Tragedi Boston, Ketika Lakon Bersandar pada Mungkin

Kompas.com - 24/04/2013, 02:02 WIB

Oleh Lea Pamungkas

Ada kalanya peristiwa dunia bersandar pada “mungkin”.  Awalnya adalah karena mereka membawa ransel di punggung pada lomba marathon. Kedua, konon mereka tidak tampak panik kala dua bom meledak, Selasa pekan lalu di Boston. Lebih lagi, mungkin,  karena wajah mereka, wajah kaum migran. Dan mungkin karena beretnik  Chechchen yang Muslim. Lalu kamera merekam perilaku, dinas intelijen dan polisi dituntut untuk segera membuktikan pelaku pengeboman. Segera muncul dua nama Tamerlan Tsarnaev (26), dan Dzhokhar Tsarnaev (19) asal Kyrgystan Pegunungan Kaukasus.

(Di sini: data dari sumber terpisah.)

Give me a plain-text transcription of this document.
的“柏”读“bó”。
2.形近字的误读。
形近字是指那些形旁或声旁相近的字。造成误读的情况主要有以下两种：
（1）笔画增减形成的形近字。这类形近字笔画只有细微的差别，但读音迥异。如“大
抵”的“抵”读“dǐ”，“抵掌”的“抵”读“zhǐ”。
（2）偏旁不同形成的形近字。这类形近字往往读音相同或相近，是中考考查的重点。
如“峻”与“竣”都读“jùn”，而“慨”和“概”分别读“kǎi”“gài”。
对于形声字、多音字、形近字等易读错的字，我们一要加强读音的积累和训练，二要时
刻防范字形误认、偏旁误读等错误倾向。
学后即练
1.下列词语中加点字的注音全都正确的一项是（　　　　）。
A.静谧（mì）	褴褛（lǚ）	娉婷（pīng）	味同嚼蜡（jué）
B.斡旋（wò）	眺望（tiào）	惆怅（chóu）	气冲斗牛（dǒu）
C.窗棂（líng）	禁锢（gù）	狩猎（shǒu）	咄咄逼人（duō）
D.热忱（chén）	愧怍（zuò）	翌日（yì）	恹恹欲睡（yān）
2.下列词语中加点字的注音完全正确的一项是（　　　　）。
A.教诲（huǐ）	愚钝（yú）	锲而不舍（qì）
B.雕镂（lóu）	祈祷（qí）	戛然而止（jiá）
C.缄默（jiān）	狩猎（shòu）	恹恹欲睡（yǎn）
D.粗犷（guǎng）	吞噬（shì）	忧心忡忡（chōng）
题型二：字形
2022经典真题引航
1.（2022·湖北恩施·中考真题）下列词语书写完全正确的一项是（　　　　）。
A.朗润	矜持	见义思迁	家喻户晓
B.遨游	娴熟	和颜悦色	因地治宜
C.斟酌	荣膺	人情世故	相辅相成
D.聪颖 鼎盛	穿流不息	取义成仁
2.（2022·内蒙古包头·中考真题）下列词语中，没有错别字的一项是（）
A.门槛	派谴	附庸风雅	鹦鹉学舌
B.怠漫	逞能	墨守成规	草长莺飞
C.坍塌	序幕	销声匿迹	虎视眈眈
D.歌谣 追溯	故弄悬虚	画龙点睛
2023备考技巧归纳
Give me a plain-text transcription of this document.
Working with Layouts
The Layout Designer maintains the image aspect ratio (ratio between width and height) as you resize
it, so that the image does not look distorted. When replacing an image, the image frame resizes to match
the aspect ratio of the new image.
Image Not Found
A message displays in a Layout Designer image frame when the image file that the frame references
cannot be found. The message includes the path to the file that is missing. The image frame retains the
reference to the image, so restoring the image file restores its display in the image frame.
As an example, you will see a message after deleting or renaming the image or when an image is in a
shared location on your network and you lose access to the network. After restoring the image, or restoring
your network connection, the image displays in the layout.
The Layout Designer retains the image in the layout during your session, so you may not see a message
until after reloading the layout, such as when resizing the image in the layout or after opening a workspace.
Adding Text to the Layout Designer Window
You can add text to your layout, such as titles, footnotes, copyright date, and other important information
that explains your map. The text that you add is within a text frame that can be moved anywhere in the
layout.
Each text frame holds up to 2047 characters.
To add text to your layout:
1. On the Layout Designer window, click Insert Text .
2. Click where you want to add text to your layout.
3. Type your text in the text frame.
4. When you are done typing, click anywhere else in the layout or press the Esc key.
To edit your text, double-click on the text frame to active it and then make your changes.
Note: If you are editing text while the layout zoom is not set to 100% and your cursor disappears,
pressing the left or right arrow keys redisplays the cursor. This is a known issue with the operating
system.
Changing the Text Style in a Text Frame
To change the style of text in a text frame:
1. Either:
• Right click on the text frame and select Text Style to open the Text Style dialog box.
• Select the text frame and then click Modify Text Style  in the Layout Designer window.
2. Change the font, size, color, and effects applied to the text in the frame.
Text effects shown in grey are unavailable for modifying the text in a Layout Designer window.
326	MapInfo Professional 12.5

Sehari penuh antara Jumat hingga Sabtu subuh (20/4), perburuan atas dua anak muda ini dilakukan. Lewat TV CNN yang meliput menit demi menit, terlihat ratusan elit intelijen, penjinak bom, dan polisi lokal menjarah dari rumah ke rumah. Seperti permainan kucing dan tikus, bahkan toilet-toilet penduduk setempat pun dimasuki satuan penjinak bom. Tamerlan dan Dzhokhar--kendati dalam status tertuduh, disebut sebagai orang yang paling berbahaya di AS. Tiba-tiba. Dalam waktu dua hari.

Penduduk Boston, yang masih jeri dengan Tragedi 11/9, dilarang ke luar rumah. Ini situasi gawat militer. Boston seketika berada dalam situasi perang. Siapa yang berperang, siapa melawan siapa. Tidak jelas. Mungkin, lebih pada pikiran, dan kecemasan.  Suara tembakan baru terdengar tatkala Tamerlan terkapar.

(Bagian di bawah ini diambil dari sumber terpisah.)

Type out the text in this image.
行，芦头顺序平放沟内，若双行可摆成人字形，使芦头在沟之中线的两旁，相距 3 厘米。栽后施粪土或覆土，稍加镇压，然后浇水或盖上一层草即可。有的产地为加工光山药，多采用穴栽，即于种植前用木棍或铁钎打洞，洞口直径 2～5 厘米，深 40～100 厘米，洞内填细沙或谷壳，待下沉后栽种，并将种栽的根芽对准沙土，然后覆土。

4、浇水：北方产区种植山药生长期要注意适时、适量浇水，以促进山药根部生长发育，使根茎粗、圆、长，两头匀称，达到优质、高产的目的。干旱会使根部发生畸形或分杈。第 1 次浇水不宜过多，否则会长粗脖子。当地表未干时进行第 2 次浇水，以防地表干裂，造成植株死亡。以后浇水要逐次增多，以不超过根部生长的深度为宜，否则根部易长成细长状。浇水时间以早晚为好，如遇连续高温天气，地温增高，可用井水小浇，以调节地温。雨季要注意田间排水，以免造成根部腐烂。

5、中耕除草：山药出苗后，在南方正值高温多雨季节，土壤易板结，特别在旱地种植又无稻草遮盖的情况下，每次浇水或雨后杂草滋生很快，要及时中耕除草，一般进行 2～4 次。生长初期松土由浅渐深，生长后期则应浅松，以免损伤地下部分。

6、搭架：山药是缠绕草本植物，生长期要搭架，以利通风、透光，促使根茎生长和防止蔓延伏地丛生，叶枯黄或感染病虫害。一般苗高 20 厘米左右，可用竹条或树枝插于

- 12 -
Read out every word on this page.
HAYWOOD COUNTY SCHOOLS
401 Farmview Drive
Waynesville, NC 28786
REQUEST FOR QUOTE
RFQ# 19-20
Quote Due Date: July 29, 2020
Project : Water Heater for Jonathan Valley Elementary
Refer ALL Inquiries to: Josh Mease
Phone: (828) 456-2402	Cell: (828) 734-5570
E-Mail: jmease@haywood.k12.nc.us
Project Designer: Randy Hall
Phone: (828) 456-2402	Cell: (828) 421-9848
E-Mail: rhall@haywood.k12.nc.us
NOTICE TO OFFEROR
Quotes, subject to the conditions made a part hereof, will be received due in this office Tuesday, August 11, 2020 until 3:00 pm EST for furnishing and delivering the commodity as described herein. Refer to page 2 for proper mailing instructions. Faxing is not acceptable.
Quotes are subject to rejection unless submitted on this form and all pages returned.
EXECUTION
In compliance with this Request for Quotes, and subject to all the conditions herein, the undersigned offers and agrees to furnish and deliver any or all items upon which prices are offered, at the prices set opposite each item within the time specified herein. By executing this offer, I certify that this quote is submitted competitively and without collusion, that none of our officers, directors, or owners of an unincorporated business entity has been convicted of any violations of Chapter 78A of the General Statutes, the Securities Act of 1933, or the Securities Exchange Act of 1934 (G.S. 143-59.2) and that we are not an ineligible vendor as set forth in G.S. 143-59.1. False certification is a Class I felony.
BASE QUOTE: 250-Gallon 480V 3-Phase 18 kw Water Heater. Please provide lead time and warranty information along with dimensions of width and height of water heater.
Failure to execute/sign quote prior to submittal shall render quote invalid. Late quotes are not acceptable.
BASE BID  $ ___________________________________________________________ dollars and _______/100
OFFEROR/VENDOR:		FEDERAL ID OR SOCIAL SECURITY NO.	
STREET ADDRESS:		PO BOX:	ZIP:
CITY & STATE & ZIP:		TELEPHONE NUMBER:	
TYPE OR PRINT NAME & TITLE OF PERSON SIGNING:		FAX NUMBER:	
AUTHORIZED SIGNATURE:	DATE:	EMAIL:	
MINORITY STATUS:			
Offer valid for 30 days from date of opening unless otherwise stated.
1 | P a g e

“Mereka sebaik malaikat,” kata Anzor Tsarnaev, ayah dua bersaudara ini dari Dagestan, yang berbatasan dengan Chechnya. Sementara ibunya, Zubeidat Tsarneva, kepada jaringan TV Rusia RT, mengatakan semua ini jelas adalah sebuah rekayasa. Dzokhardan Tamerlan, halnya jutaan migran lain di dunia, pergi dari tanah airnya untuk  kehidupan yang lebih baik, dengan segala alasan dan harapan.

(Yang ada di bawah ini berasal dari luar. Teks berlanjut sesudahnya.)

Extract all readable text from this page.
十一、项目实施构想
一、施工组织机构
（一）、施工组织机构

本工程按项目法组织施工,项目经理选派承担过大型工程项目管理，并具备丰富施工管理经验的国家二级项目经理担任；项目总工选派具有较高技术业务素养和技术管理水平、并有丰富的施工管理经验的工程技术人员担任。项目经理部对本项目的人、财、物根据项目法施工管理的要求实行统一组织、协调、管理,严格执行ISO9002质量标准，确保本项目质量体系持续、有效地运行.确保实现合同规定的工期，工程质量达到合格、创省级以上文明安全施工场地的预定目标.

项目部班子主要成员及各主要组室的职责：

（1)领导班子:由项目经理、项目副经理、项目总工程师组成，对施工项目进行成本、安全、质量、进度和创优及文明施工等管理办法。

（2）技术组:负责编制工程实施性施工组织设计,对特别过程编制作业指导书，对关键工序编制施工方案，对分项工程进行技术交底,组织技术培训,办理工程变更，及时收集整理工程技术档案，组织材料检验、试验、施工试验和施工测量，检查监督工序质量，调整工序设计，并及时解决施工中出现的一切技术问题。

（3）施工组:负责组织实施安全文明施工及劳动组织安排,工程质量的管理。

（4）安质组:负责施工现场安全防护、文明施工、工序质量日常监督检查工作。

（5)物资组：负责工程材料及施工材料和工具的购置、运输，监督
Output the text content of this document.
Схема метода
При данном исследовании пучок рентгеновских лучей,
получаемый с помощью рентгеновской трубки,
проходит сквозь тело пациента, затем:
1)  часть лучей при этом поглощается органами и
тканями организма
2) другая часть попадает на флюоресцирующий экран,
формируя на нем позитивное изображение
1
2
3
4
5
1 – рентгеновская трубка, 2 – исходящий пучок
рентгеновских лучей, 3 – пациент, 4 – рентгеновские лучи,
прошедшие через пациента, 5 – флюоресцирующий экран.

Menyebut Chechchen, kita diingatkan pada peristiwa penyanderaan sekolah dasar Geotijevdi Beslan,  Ossetia, sekitar 100 km dari Republik Chechnya sekarang. Di tempat ini, kaum ekstrimis Muslim Chehchen menyandera sebuah sekolah dasar sebagai aksi teror terhadap Rusia.  Pagi itu, 1 September 2004, anak-anak baru saja memasuki hari pertama sekolahnya usai liburan musim panas yang panjang. Mereka tengah bernyanyi di halaman sekolah ketika segerombolan orang menyerbu dan meminta mereka berkumpula di aula. Selama hampir tiga hari, anak-anak berusia 4 – 10tahun ini berada dalam ketegangan. Tanpa makan-minum, dan tidak diizinkan pergike toilet. Mereka yang mencoba melarikan diri ditembak. 340 Anak meninggal dunia, yang hidup menyisakan trauma dalam dirinya.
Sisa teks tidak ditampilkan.